Acórdão do Supremo Tribunal de Justiça
Processo:
042039
Nº Convencional: JSTJ00011981
Relator: SA PEREIRA
Descritores: ABSOLVIÇÃO
IMPUGNAÇÃO
EFEITOS
REVELIA
RECURSO PENAL
ÂMBITO DO RECURSO
CONDENAÇÃO
NOTIFICAÇÃO DO ARGUIDO
CARTA DE CONDUÇÃO
DOCUMENTO AUTÊNTICO
ABUSO DO PODER
PODERES DA RELAÇÃO
MATÉRIA DE FACTO
RESPOSTAS AOS QUESITOS
Nº do Documento: SJ199109190420393
Data do Acordão: 09/19/1991
Votação: UNANIMIDADE
Referência de Publicação: BMJ N409 ANO1991 PAG464
Tribunal Recurso: T REL COIMBRA
Processo no Tribunal Recurso: 474/90
Data: 11/21/1990
Texto Integral: N
Privacidade: 1
Meio Processual: REC PENAL.
Decisão: ORDENADA A BAIXA DO PROCESSO.
Área Temática: DIR PROC PENAL - RECURSOS.
Legislação Nacional:
Jurisprudência Nacional:
Sumário : I - A absolvição não impugnada assume-se, em todos os casos, como definitiva.
II - Os ausentes absolvidos, sem legitimidade para recorrer ou para pedirem novo julgamento, não podem sofrer qualquer prejuízo, a partir do recurso de qualquer condenado presente.
III - A jurisprudência tem acentuado com unânime firmeza que o artigo 663 do Código de Processo Penal de 1929 é inaplicável aos réus condenados à revelia enquanto não notificados da condenação, e que, por isso, os tribunais superiores não devem conhecer dos recursos em relação aos réus não notificados da condenação.

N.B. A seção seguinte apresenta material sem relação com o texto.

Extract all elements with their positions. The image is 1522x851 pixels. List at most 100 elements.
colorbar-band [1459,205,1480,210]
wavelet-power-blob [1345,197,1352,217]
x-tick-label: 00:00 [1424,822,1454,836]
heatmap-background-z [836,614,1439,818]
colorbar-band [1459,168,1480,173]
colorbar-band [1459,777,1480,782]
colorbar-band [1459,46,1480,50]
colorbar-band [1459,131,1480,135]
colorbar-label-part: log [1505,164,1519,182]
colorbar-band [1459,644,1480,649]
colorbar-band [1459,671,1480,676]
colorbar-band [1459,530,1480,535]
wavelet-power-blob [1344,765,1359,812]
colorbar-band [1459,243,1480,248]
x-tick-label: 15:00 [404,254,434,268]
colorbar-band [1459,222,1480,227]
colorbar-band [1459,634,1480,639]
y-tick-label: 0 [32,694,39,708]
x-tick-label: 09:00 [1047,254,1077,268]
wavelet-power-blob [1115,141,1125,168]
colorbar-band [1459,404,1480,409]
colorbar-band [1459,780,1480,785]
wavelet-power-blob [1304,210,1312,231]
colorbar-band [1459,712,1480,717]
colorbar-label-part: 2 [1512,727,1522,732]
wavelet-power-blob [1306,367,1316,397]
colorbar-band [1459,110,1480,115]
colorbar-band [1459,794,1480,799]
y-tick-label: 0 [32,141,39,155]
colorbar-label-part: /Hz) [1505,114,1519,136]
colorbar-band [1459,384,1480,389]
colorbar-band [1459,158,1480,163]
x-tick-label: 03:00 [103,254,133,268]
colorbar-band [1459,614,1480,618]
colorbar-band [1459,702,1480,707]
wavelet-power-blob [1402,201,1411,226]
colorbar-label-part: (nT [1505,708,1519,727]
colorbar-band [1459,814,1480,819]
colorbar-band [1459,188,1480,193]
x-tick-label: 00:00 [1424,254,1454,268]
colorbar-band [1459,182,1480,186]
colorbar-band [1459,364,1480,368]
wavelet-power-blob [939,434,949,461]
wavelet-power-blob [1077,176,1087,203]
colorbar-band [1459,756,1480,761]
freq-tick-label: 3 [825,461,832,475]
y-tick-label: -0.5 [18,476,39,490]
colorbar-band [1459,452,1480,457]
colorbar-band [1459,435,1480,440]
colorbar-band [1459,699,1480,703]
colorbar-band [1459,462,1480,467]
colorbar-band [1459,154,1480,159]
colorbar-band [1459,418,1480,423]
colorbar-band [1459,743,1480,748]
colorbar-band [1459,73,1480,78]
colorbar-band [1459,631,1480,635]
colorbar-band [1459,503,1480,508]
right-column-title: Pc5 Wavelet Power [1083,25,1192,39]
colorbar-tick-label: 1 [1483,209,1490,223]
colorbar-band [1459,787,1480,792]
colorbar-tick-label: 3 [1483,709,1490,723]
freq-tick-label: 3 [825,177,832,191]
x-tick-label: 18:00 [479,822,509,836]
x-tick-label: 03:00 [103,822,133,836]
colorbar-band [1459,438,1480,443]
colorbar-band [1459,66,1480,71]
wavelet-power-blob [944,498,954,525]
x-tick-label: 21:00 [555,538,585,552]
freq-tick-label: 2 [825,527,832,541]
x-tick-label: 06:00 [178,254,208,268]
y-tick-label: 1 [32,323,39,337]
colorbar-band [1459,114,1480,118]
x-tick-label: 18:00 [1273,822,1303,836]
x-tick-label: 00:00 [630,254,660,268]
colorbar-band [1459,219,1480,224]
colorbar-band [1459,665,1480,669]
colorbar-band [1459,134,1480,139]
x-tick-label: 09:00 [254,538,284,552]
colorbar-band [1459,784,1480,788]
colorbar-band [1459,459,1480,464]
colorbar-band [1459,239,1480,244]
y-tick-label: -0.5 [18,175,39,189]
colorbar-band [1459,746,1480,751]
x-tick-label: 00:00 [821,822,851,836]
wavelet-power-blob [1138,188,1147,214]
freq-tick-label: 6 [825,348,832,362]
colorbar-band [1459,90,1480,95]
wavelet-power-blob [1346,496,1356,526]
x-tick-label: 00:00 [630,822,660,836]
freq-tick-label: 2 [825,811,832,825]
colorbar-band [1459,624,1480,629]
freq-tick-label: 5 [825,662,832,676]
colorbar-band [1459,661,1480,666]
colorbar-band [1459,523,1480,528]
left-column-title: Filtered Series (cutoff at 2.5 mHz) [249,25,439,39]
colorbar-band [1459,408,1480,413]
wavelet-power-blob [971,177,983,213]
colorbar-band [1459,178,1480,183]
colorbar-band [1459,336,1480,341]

IV - As "cartas de condução" e as "guias", se genuínas e verdadeiras, são documentos autênticos, porque destinados a provar factos juridicamente relevantes, e porque a sua emissão regular é encargo restrito a oficiais públicos a quem a lei atribui competência correlata, a actuar segundo formalidades estabelecidas.
V - Só se abusa dum poder de que se dispõe, pelo que o contínuo que aparece a movimentar a disponibilidade funcional do chefe de repartição ou do director de serviços não está a pôr em prática a correlativa parcela das atribuições da pessoa jurídica em que se enquadra.
VI - Nos termos do Assento do Supremo Tribunal de Justiça de 29 de Junho de 1934, o artigo 655 do Código Penal de 1929, relativo à competência das Relações em matéria de facto, tem de entender-se no sentido de que as Relações só podem alterar as decisões dos tribunais colectivos de 1 instância em face de elementos do processo que não pudessem ser contrariados pela prova apreciada no julgamento, e que haja determinado as respostas aos quesitos.